Launching the draft bill at an event yesterday, Alex Thomas, the IfG’s programme director for the civil service, said the proposed board would be “a powerful one”, defining what it means for the civil service to serve the government of the day by setting an oversight framework of its core responsibilities.

The board's main responsibility would be to appoint the cab sec and appraise their performance, and it would have the power to “effectively direct the activity of the cabinet secretary towards the fulfilment of his or her duties” and to dismiss them.

It would also report annually to parliament on how the civil service is performing.

The board would be made up of:

  • A chair appointed by the prime minister
  • The first civil service commissioner
  • The government lead non-executive director
  • A person appointed by the first minister of Scotland
  • A person appointed by the first minister of Wales
  • And between two and five other persons

Through a new type of ministerial direction, the bill also seeks to address tensions that may arise from perm secs taking instruction from both the cab sec as their civil service manager and from the secretary of state who sets policy direction for their department.

If a perm sec, with the agreement of the cab sec, considered that an instruction from a minister would undermine the capability of the civil service, they would be able to record it publicly by requesting a ministerial direction, clarifying where the accountability for the decision lies.

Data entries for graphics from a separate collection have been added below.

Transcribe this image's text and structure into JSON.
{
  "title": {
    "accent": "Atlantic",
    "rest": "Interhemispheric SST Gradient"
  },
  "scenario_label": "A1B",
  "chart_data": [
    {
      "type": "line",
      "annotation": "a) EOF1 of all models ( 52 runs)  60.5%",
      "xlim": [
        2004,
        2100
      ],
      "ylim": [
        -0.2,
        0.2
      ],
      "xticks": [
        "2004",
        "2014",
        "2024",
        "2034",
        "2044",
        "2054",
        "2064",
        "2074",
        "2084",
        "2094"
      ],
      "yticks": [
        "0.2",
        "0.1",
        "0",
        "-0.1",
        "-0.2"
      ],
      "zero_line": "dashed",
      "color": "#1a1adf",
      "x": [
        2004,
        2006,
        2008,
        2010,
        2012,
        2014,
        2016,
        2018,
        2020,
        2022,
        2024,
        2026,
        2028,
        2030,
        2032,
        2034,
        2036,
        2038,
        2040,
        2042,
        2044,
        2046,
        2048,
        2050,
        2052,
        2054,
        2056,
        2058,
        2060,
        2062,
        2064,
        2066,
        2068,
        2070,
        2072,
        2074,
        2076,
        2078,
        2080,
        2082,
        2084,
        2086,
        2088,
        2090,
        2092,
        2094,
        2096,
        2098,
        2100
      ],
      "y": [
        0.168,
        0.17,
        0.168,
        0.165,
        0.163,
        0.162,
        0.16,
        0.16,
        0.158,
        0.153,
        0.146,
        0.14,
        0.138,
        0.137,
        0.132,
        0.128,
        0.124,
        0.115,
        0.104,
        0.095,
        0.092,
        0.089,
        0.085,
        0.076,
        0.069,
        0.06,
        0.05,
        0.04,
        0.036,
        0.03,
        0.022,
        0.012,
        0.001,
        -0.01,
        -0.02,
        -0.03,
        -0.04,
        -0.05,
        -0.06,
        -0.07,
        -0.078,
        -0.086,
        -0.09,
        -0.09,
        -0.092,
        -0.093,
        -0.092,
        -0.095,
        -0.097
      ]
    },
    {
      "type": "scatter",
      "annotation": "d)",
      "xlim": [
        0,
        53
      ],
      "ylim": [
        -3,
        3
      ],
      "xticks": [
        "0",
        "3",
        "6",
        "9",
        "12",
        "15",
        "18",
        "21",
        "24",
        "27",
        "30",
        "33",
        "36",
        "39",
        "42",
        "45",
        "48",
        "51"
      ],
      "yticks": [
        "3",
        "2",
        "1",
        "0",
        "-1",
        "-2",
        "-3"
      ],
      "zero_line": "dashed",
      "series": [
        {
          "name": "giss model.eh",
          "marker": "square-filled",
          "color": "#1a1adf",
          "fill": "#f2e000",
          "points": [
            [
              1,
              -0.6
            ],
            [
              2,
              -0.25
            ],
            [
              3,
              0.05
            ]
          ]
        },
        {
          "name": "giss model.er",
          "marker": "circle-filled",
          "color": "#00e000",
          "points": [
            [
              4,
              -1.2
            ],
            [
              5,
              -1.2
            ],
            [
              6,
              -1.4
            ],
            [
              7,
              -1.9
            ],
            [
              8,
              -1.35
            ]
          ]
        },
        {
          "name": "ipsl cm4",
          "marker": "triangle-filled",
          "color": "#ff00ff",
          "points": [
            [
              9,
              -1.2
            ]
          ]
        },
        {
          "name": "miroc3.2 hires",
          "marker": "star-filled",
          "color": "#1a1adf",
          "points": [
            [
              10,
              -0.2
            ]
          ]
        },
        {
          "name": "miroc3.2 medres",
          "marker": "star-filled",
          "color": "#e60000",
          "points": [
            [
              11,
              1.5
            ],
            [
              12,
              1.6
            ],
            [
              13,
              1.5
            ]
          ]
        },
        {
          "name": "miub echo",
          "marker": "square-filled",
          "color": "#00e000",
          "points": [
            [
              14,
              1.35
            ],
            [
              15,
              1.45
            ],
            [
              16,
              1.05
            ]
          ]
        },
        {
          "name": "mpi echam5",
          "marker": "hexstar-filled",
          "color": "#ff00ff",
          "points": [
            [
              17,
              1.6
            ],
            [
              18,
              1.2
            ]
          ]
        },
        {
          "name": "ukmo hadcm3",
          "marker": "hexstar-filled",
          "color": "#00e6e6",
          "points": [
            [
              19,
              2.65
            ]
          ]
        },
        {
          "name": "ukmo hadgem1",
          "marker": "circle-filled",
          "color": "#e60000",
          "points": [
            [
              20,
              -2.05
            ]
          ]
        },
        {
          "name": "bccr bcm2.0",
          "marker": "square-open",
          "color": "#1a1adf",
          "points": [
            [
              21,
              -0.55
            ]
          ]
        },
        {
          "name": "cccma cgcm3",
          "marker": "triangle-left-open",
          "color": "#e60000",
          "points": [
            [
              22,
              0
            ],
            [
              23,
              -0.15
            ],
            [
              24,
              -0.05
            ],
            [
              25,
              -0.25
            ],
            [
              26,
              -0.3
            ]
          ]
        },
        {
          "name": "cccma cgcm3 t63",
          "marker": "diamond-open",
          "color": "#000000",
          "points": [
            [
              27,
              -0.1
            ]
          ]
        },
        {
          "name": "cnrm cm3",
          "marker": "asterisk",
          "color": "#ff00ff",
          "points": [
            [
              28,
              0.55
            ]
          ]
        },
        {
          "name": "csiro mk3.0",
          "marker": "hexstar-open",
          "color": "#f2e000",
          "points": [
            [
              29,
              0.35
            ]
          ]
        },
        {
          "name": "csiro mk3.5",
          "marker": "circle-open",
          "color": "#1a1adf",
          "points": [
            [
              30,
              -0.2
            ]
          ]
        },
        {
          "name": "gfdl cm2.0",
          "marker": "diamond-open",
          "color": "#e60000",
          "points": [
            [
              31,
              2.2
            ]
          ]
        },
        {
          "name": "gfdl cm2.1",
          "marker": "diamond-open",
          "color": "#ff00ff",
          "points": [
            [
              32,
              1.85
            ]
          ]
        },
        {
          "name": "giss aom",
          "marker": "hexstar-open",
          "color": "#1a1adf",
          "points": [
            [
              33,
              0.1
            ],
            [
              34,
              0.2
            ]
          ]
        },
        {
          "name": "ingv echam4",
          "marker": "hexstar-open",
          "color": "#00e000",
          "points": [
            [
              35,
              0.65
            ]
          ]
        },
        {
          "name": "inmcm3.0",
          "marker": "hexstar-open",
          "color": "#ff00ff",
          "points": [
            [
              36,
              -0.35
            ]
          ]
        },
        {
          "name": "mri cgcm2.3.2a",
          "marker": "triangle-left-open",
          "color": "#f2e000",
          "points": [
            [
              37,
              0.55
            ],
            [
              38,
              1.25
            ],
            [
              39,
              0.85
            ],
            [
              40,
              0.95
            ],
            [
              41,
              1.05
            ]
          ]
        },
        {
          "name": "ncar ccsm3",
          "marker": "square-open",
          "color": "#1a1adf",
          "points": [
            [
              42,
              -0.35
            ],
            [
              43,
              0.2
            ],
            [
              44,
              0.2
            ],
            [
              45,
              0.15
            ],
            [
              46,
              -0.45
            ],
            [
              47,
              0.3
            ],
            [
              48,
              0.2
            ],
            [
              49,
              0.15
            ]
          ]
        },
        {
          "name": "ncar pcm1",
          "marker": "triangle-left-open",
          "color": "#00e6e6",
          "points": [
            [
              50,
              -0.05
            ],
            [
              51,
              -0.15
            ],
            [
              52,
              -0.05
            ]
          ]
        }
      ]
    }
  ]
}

Thomas said this would give perm secs the ability to “formally, critically and publicly raise the alarm about capability more rapidly”, helping in crisis situations.

“The civil service board in our model would be holding the cabinet secretary to account for maintaining capability and if ministerial decisions to incarcerate more people or to cut budgets were creating a capacity crisis, the cabinet secretary and permanent secretary would be required to formally and publicly set out the consequences,” he added.

Thomas said the bill would mean “the quality of capability would be the responsibility of the civil service, and if it wasn’t being done, the cabinet secretary and head of the civil service would feel the consequences”.

‘Price worth paying’: Ex-perm sec backs statute

In a panel discussion held by the IfG yesterday following the bill’s publication, Sir Jonathan Jones, a former perm sec at the Government Legal Department, expressed his support for putting the civil service on a statutory footing.

“As a legal professional who has worked on bills, normally I would say that legislation is a last resort and there is much too much of it,” he said.

But he said in this case, legislation would allow civil servants to “get on with their jobs with a degree of certainty about what they are responsible for” and, in the event of a row, give, “to an extent, an answer in the statute to which the players and the public and parliament can be pointed”.

“We can discuss in more detail exactly what the statute might say, but that’s why I favour in this specific instance statute as a way of providing certainty and stability in answering those questions,” he said.

Jones said ambiguity and uncertainty “might suit some people some of the time”, but it is “not a sustainable way to run the state”. 

“Even if it means you’re removing some flexibility, I think what we’re really saying is that’s a price worth paying,” he said.